Het Hortamuseum in Sint-Gillis is onlangs uitgebreid. Beliris renoveerde daartoe het zogenaamde Hilsthuis, het huis naast het Hortamuseum. In het gebouw, dat in 1900 werd opgetrokken door architect Jules Brunfaut, werd het onthaal en de administratie ondergebracht, alsook een nieuwe tentoonstellingszaal, archiefruimte en een onderzoeksruimte met ruim 7.000 boeken over art nouveau.
Het Hortamuseum, gevestigd in de privéwoning en atelier van architect Victor Horta, is een internationale instelling die is opgenomen op de Werelderfgoedlijst van UNESCO. Dit gebouw is kenmerkend voor de art nouveau op zijn hoogtepunt.
Het historische gebouw had te lijden onder zijn eigen populariteit. In het kleine rijhuis was geen plaats voor een echt onthaal, met als resultaat dat de bezoekers op straat stonden aan te schuiven. Verder konden bepaalde kamers niet worden opengesteld voor het publiek omdat ze nodig waren voor het beheer en de administratie van het museum. De uitgebreide bibliotheek en de archieven hadden bovendien nood aan een geschikte opslagplaats met de juiste ventilatie en lichtinval. Een uitbreiding zou niet alleen deze drie problemen oplossen maar ook plaats bieden aan een tentoonstellingszaal.
Hilsthuis krijgt herbestemming
Naast het Hortamuseum staat het Hilsthuis, een gebouw van architect Jules Brunfaut, een tijdgenoot van Victor Horta. Dit huis werd van 2014 tot 2016 grondig verbouwd om dienst te doen als uitbreiding voor het museum. Het herbestemmingsproject van Beliris trekt de hedendaagse kaart, maar gaat daarbij uit van de troeven van het bestaande gebouw. Zo staat, geheel in de geest van Victor Horta, de waardering van de materialen centraal.
Maar daar eindigt de gelijkenis met het huis van Horta. OZON Architecture zette vooral in op de contrasten tussen de twee gebouwen: het ene een klassiek, typisch Brussels herenhuis, het andere een schoolvoorbeeld van art nouveau. De voorgevel van het annexgebouw werd gerestaureerd omwille van zijn erfgoedwaarde, maar ook om het architecturale contrast van de 'eclectische' stijl te verscherpen.
De achtergevel, die opeenvolgende transformaties onderging, werd uniformer gemaakt aan de hand van een gevelbekleding van gegalvaniseerd geperforeerd staal, geïnspireerd op de kroonlijstdetails van het Victor Hortagebouw. Een horizontale plaat waarop de delen van de bekleding schuiven, versterkt de aansluiting tussen de kroonlijst en de originele gevel van Jules Brunfaut.

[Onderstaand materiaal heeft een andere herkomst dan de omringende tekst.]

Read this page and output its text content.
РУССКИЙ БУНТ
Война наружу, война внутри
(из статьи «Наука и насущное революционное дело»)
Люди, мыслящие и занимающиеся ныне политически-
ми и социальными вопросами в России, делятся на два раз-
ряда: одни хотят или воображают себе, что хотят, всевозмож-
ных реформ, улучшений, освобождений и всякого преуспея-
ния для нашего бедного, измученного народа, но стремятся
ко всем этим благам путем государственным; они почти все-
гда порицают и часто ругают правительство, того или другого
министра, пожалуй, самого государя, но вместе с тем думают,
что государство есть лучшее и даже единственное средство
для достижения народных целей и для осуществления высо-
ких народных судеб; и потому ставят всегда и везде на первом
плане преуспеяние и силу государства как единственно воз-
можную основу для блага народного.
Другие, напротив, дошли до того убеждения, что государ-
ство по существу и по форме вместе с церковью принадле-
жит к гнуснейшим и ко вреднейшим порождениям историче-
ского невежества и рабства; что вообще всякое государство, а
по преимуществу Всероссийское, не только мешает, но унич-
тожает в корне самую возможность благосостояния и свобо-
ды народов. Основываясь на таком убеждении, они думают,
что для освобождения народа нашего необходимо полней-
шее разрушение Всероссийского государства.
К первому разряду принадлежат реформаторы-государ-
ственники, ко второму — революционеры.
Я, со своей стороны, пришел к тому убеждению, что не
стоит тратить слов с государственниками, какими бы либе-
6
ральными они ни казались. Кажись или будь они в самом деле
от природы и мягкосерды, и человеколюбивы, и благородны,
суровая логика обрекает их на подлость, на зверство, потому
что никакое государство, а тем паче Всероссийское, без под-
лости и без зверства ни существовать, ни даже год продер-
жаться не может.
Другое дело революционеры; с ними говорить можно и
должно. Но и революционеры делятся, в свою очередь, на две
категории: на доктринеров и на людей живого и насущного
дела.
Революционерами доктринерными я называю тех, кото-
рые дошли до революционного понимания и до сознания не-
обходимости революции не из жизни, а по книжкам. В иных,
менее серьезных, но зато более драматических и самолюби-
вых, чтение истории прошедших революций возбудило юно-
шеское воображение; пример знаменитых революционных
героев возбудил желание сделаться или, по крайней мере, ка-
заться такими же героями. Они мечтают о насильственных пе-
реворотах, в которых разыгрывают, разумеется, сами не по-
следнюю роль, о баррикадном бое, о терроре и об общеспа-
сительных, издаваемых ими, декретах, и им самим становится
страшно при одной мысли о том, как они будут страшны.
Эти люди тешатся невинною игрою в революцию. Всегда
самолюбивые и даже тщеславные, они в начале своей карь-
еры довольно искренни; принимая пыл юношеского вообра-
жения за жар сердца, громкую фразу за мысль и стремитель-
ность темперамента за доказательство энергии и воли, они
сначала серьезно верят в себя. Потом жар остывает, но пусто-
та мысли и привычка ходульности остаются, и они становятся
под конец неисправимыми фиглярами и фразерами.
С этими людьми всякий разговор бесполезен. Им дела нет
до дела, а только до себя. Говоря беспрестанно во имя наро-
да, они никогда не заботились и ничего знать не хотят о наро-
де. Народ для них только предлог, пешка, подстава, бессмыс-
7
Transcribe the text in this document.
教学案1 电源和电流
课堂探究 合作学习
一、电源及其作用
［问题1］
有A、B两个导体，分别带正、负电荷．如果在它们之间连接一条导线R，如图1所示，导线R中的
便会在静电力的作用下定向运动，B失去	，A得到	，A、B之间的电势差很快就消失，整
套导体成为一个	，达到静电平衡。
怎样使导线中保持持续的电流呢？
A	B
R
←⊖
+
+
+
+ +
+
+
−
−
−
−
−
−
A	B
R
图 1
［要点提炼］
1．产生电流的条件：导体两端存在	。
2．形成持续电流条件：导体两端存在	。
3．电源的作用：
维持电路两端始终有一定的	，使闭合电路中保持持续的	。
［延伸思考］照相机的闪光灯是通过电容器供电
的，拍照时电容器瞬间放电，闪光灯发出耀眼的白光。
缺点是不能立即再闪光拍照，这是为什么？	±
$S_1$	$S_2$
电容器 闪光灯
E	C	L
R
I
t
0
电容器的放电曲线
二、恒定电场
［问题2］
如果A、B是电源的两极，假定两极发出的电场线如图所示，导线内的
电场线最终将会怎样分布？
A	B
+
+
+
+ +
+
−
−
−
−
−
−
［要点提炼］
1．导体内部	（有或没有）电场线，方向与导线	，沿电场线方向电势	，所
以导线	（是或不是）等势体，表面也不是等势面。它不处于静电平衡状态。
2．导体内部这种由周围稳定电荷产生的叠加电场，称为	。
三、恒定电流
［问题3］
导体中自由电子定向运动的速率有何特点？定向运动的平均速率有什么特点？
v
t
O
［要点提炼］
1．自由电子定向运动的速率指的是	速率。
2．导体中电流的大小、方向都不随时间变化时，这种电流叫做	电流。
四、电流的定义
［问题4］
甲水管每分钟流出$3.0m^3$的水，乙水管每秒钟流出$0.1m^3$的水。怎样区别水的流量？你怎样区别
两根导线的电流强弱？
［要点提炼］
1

Nieuw onthaal, tentoonstellingsruimte, archief en onderzoekscentrum
Voortaan is de ingang van het Hortamuseum via het Hilsthuis. De grote receptie bestaat uit drie zones: de inkomhal en vestiaire, de kassa’s en een boekenwinkel. Ook de tuin is open voor bezoekers. De open trap werd geïnspireerd op de trappenhal van het Hortahuis en werd ontworpen als een soort promenade met zicht op de verschillende verdiepingen. De huidige lift werd vervangen om het museum toegankelijk te maken voor personen met een beperkte mobiliteit.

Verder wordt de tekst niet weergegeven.